5. A strong global community and a global alliance of hope
Image: Lili Hass message and picture (CURE5); Dr Maria Luisa Tutino message; Dr Maria Luisa Tutino together with Lynn and Majid Jafar; Dr Katheryn Frame presentation and picture (CDKL5 Alliance)
The international community, and in particular the CDKL5 Patient Alliance, were repeatedly described as “a global alliance of hope”, united around people rather than around data or molecules.
Beyond just the patient groups, the collaboration among scientists, clinicians, companies, and patient advocates was credited for accelerating progress from molecular insights to therapies for CDD. As a reflection to this collaboration, there were CDKL5 Forum Awards of Excellence granted to UCB Pharma as the company making a difference, Dr Kyle Fink from UC Davis for Lab of the Year, and Dr Massimiliano Bianchi for Champion of Progress, as well as several Junior Fellowship Awards.

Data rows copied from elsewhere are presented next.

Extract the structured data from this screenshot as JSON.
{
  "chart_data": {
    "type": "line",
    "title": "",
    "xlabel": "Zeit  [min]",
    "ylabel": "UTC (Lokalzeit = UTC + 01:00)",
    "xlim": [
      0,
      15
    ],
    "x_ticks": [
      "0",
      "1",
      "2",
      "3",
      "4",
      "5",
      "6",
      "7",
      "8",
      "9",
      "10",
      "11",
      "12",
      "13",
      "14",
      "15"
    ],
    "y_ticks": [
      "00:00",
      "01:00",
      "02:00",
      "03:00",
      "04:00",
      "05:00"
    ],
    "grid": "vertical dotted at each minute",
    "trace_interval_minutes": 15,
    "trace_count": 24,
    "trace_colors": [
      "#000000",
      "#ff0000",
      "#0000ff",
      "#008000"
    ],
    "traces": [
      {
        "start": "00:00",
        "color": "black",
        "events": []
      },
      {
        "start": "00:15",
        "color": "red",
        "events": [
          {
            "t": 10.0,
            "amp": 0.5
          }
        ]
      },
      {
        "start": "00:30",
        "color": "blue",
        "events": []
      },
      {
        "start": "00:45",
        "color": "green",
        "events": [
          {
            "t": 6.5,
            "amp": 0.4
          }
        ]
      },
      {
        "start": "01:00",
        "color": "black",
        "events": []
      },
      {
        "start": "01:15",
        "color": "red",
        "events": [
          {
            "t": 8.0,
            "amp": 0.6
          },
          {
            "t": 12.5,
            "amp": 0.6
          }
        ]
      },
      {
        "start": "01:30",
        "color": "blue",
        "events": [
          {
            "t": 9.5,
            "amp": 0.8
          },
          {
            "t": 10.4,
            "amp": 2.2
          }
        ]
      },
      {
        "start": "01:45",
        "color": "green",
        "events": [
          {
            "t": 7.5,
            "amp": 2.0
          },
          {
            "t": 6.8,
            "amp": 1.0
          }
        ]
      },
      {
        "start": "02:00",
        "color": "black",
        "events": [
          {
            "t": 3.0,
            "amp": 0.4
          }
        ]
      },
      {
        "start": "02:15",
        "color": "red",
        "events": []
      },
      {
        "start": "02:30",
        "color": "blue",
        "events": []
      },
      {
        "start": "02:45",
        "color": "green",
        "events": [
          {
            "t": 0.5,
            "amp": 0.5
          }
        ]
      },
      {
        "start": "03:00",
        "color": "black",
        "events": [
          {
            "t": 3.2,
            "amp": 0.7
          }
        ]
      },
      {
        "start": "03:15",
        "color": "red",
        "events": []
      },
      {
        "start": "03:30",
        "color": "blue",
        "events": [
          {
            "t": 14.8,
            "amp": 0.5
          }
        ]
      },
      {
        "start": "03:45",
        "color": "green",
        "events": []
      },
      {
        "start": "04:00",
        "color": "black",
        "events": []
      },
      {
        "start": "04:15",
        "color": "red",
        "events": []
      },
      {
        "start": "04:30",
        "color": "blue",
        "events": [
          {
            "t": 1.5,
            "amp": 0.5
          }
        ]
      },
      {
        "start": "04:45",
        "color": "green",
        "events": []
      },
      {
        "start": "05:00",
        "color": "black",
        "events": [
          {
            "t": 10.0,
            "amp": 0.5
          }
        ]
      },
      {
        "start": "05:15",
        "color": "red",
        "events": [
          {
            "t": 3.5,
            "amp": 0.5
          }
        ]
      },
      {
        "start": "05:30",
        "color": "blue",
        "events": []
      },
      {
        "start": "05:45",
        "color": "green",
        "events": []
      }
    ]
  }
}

The Forum opened with the voice of the patient, with Lili Hass, mom of Margot and co-Founder of CURE5 sharing her family story and “seizures are just the side dish; developmental challenges are the main course”. She asks scientists to look for more therapeutic benefits and to also look beyond drugs and into tools that can make life easier for families like hers, such as equipment, feeding innovations, and better ways to track data from home.
Dr Maria Luisa Tutino, in her dual role as mum of Elettra and protein scientist, gave a talk during the gala dinner and explained that science is not just experiments, it is people, connections and persistence. Allyson Berent from the FAST Angelman Foundation echoed these words for urgency and persistence, as another rare disease mum and scientist.
And Dr Katheryn Frame, mum of Kiera, gave the last presentation, as the Chair of the CDKL5 Alliance, talking about “a world of united hope” and highlighting the work being done by so many CDD patient organizations across the globe. Katheryn explained that to her, “united in hope means strength, determination, resilience, compassion and connection”.
Majid Jafar, dad of Alia and co-Founder of the Loulou Foundation, closed the meeting reminding us that the growth of the CDKL5 Alliance is a huge part to the strength of this collaboration. As in other editions of the Forum, he reflected on how we have progressed farther and faster than we ever thought, but never as far or as fast as families would want to. Majid asked the attendees to renew our dedication to developing cures for CDD, and invited us to meet in one year for the 2026 CDKL5 Forum in London, UK.
And that’s it for the 2025 CDKL5 Forum! where we learnt about unexpected CDKL5 biology that opens new doors for treatment, saw more families eligible for clinical trials than ever before, and where the progress in gene therapies for CDD felt more tangible and real than it has ever been. This was a great Forum.
I hope you enjoyed this summary, and I’ll see you in London.
Ana Mingorance, PhD
Disclaimer: This is my own summary and key learnings, and not an official text about the Forum by the Loulou Foundation. I write these texts with the parents of people with CDD in mind, so excuse also my lack of technical accuracy in parts.